La memoria de Proust es la memoria involuntaria, la de la experiencia. De pronto, de la nada, una emoción dimana del pasado y nos traslada al viejo tiempo. Una magdalena contiene un universo entero que estalla ante nosotros, nos restriega el pasado y, por último, nos fastidia el desayuno.
La de Georges Perec es la memoria aséptica y clasificatoria. Un listado de camas (tuvo el proyecto de escribir una biografía a partir de todas las camas en las que había dormido en su vida), de escaleras, de calles, de elementos amarrados a un sentido casi burocrático de la existencia. Los recuerdos recitados como un mantra catastral, que deviene de lo vibratorio superficial, hasta sintonizar con el recuerdo deseado.
La de Freud y el psicoanálisis es la memoria falsa, la traicionera. Siempre esconde otra cosa que no se ve. El recuerdo, lo sabemos, se cosifica como una matrioshka que guarda en su interior los sueños y los actos fallidos. Cada una de las muñecas en forma de memoria son pequeñas bombas de tiempo que al explotar develan lo que no queríamos ver.
El pensamiento de Jorge Luis Borges, mucho más extenso que su literatura y aún no del todo reconocido, tiene un gran protagonismo en la actualidad. Como un prestidigitador, sus ideas del infinito, la universalidad, el laberinto, la memoria, la realidad y la ficción, pueden ser torales para explicar los tiempos modernos.

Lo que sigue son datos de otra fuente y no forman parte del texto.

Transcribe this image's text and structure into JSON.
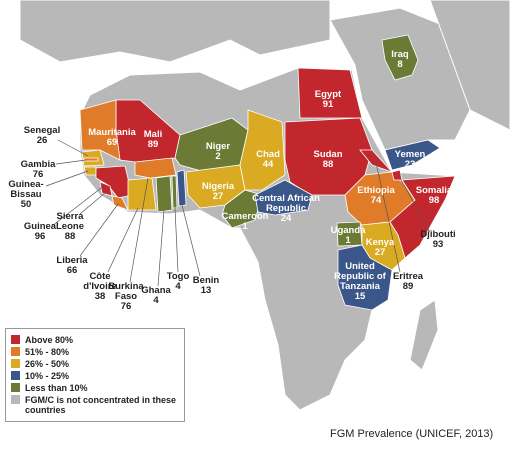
{
  "countries": [
    {
      "name": "Egypt",
      "value": 91,
      "color": "#c1272d"
    },
    {
      "name": "Sudan",
      "value": 88,
      "color": "#c1272d"
    },
    {
      "name": "Mali",
      "value": 89,
      "color": "#c1272d"
    },
    {
      "name": "Mauritania",
      "value": 69,
      "color": "#e07b29"
    },
    {
      "name": "Niger",
      "value": 2,
      "color": "#6b7a34"
    },
    {
      "name": "Chad",
      "value": 44,
      "color": "#d9aa22"
    },
    {
      "name": "Nigeria",
      "value": 27,
      "color": "#d9aa22"
    },
    {
      "name": "Cameroon",
      "value": 1,
      "color": "#6b7a34"
    },
    {
      "name": "Central African Republic",
      "value": 24,
      "color": "#3b5688"
    },
    {
      "name": "Ethiopia",
      "value": 74,
      "color": "#e07b29"
    },
    {
      "name": "Somalia",
      "value": 98,
      "color": "#c1272d"
    },
    {
      "name": "Djibouti",
      "value": 93,
      "color": "#c1272d"
    },
    {
      "name": "Eritrea",
      "value": 89,
      "color": "#c1272d"
    },
    {
      "name": "Kenya",
      "value": 27,
      "color": "#d9aa22"
    },
    {
      "name": "Uganda",
      "value": 1,
      "color": "#6b7a34"
    },
    {
      "name": "United Republic of Tanzania",
      "value": 15,
      "color": "#3b5688"
    },
    {
      "name": "Yemen",
      "value": 23,
      "color": "#3b5688"
    },
    {
      "name": "Iraq",
      "value": 8,
      "color": "#6b7a34"
    },
    {
      "name": "Senegal",
      "value": 26,
      "color": "#d9aa22"
    },
    {
      "name": "Gambia",
      "value": 76,
      "color": "#e07b29"
    },
    {
      "name": "Guinea-Bissau",
      "value": 50,
      "color": "#d9aa22"
    },
    {
      "name": "Guinea",
      "value": 96,
      "color": "#c1272d"
    },
    {
      "name": "Sierra Leone",
      "value": 88,
      "color": "#c1272d"
    },
    {
      "name": "Liberia",
      "value": 66,
      "color": "#e07b29"
    },
    {
      "name": "Côte d'Ivoire",
      "value": 38,
      "color": "#d9aa22"
    },
    {
      "name": "Burkina Faso",
      "value": 76,
      "color": "#e07b29"
    },
    {
      "name": "Ghana",
      "value": 4,
      "color": "#6b7a34"
    },
    {
      "name": "Togo",
      "value": 4,
      "color": "#6b7a34"
    },
    {
      "name": "Benin",
      "value": 13,
      "color": "#3b5688"
    }
  ],
  "legend": [
    {
      "label": "Above 80%",
      "color": "#c1272d"
    },
    {
      "label": "51% - 80%",
      "color": "#e07b29"
    },
    {
      "label": "26% - 50%",
      "color": "#d9aa22"
    },
    {
      "label": "10% - 25%",
      "color": "#3b5688"
    },
    {
      "label": "Less than 10%",
      "color": "#6b7a34"
    },
    {
      "label": "FGM/C is not concentrated in these countries",
      "color": "#b8b8b8"
    }
  ],
  "caption": "FGM Prevalence (UNICEF, 2013)"
}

La memoria, para Borges, es una condena. En su magnífico cuento “Funes el memorioso” nos presenta a un hombre, Ireneo Funes, como el ser con más recuerdos que los que “habrán tenido todos los hombres desde que el mundo es mundo”. La memoria infinita de Funes, que “no sólo recordaba cada hoja de cada árbol de cada monte, sino cada una de las veces que la había percibido o imaginado”, esa condena de recordar todo, todo el tiempo, le impide el acto más humano de todos: pensar. El hecho de no poder pensar, y sólo recordar, convierte a este sujeto en un bárbaro.

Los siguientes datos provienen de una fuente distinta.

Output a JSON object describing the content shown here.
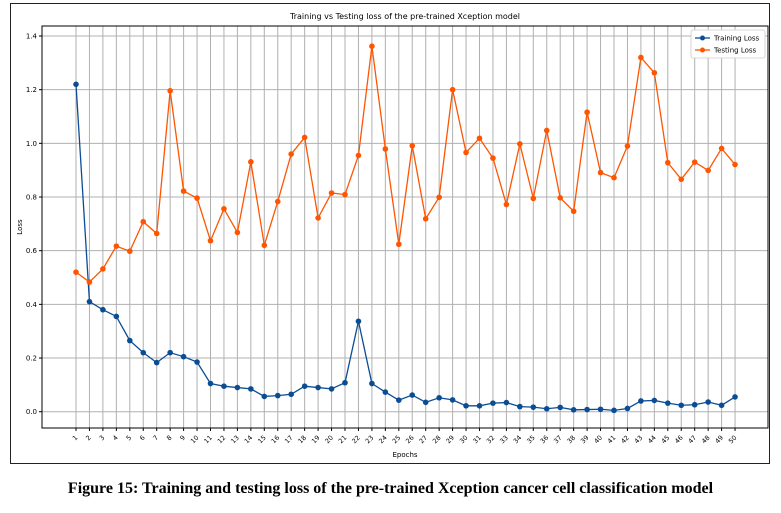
{
  "chart_data": {
    "type": "line",
    "title": "Training vs Testing loss of the pre-trained Xception model",
    "xlabel": "Epochs",
    "ylabel": "Loss",
    "ylim": [
      -0.06,
      1.44
    ],
    "yticks": [
      "0.0",
      "0.2",
      "0.4",
      "0.6",
      "0.8",
      "1.0",
      "1.2",
      "1.4"
    ],
    "ytick_values": [
      0,
      0.2,
      0.4,
      0.6,
      0.8,
      1.0,
      1.2,
      1.4
    ],
    "x": [
      1,
      2,
      3,
      4,
      5,
      6,
      7,
      8,
      9,
      10,
      11,
      12,
      13,
      14,
      15,
      16,
      17,
      18,
      19,
      20,
      21,
      22,
      23,
      24,
      25,
      26,
      27,
      28,
      29,
      30,
      31,
      32,
      33,
      34,
      35,
      36,
      37,
      38,
      39,
      40,
      41,
      42,
      43,
      44,
      45,
      46,
      47,
      48,
      49,
      50
    ],
    "grid": true,
    "legend_position": "top-right",
    "series": [
      {
        "name": "Training Loss",
        "color": "#0b4d94",
        "values": [
          1.22,
          0.41,
          0.38,
          0.355,
          0.265,
          0.22,
          0.183,
          0.22,
          0.205,
          0.185,
          0.105,
          0.095,
          0.09,
          0.085,
          0.057,
          0.06,
          0.065,
          0.095,
          0.09,
          0.085,
          0.108,
          0.337,
          0.105,
          0.073,
          0.043,
          0.062,
          0.035,
          0.052,
          0.044,
          0.022,
          0.022,
          0.032,
          0.034,
          0.019,
          0.017,
          0.011,
          0.016,
          0.007,
          0.008,
          0.009,
          0.005,
          0.012,
          0.04,
          0.042,
          0.032,
          0.024,
          0.026,
          0.036,
          0.024,
          0.055
        ]
      },
      {
        "name": "Testing Loss",
        "color": "#ff5500",
        "values": [
          0.52,
          0.483,
          0.532,
          0.617,
          0.598,
          0.708,
          0.664,
          1.196,
          0.822,
          0.796,
          0.637,
          0.756,
          0.668,
          0.931,
          0.62,
          0.783,
          0.96,
          1.022,
          0.722,
          0.815,
          0.809,
          0.955,
          1.362,
          0.979,
          0.624,
          0.991,
          0.719,
          0.799,
          1.2,
          0.966,
          1.019,
          0.945,
          0.772,
          0.998,
          0.795,
          1.048,
          0.797,
          0.747,
          1.116,
          0.891,
          0.872,
          0.99,
          1.32,
          1.263,
          0.928,
          0.866,
          0.93,
          0.899,
          0.981,
          0.921
        ]
      }
    ]
  },
  "caption": "Figure 15: Training and testing loss of the pre-trained Xception cancer cell classification  model"
}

Este horror es lo que la ciencia llama hipertimesia. O lo que Oliver Sacks reconoce en un Funes real, un tal Franco Magnani, “un artista eidético, capaz de retener en la memoria, durante horas, días o incluso años, toda una escena que ha atisbado sólo un instante”. Este “artista de la memoria” dibujaba una y otra vez el mismo cuadro, una escena llena de los detalles más nimios del pueblo de su infancia en la Toscana, del que se había ido durante la guerra. Como Funes, no podía pensar. La obsesión por esas imágenes de la niñez lo atormentó hasta la locura. Murió oyendo en su cabeza las campanas de la iglesia.
Escribió Borges en el poema “Everness”: “Una cosa no hay, es el olvido…” El olvido, en definitiva, es el único alivio contra esa memoria total, absoluta.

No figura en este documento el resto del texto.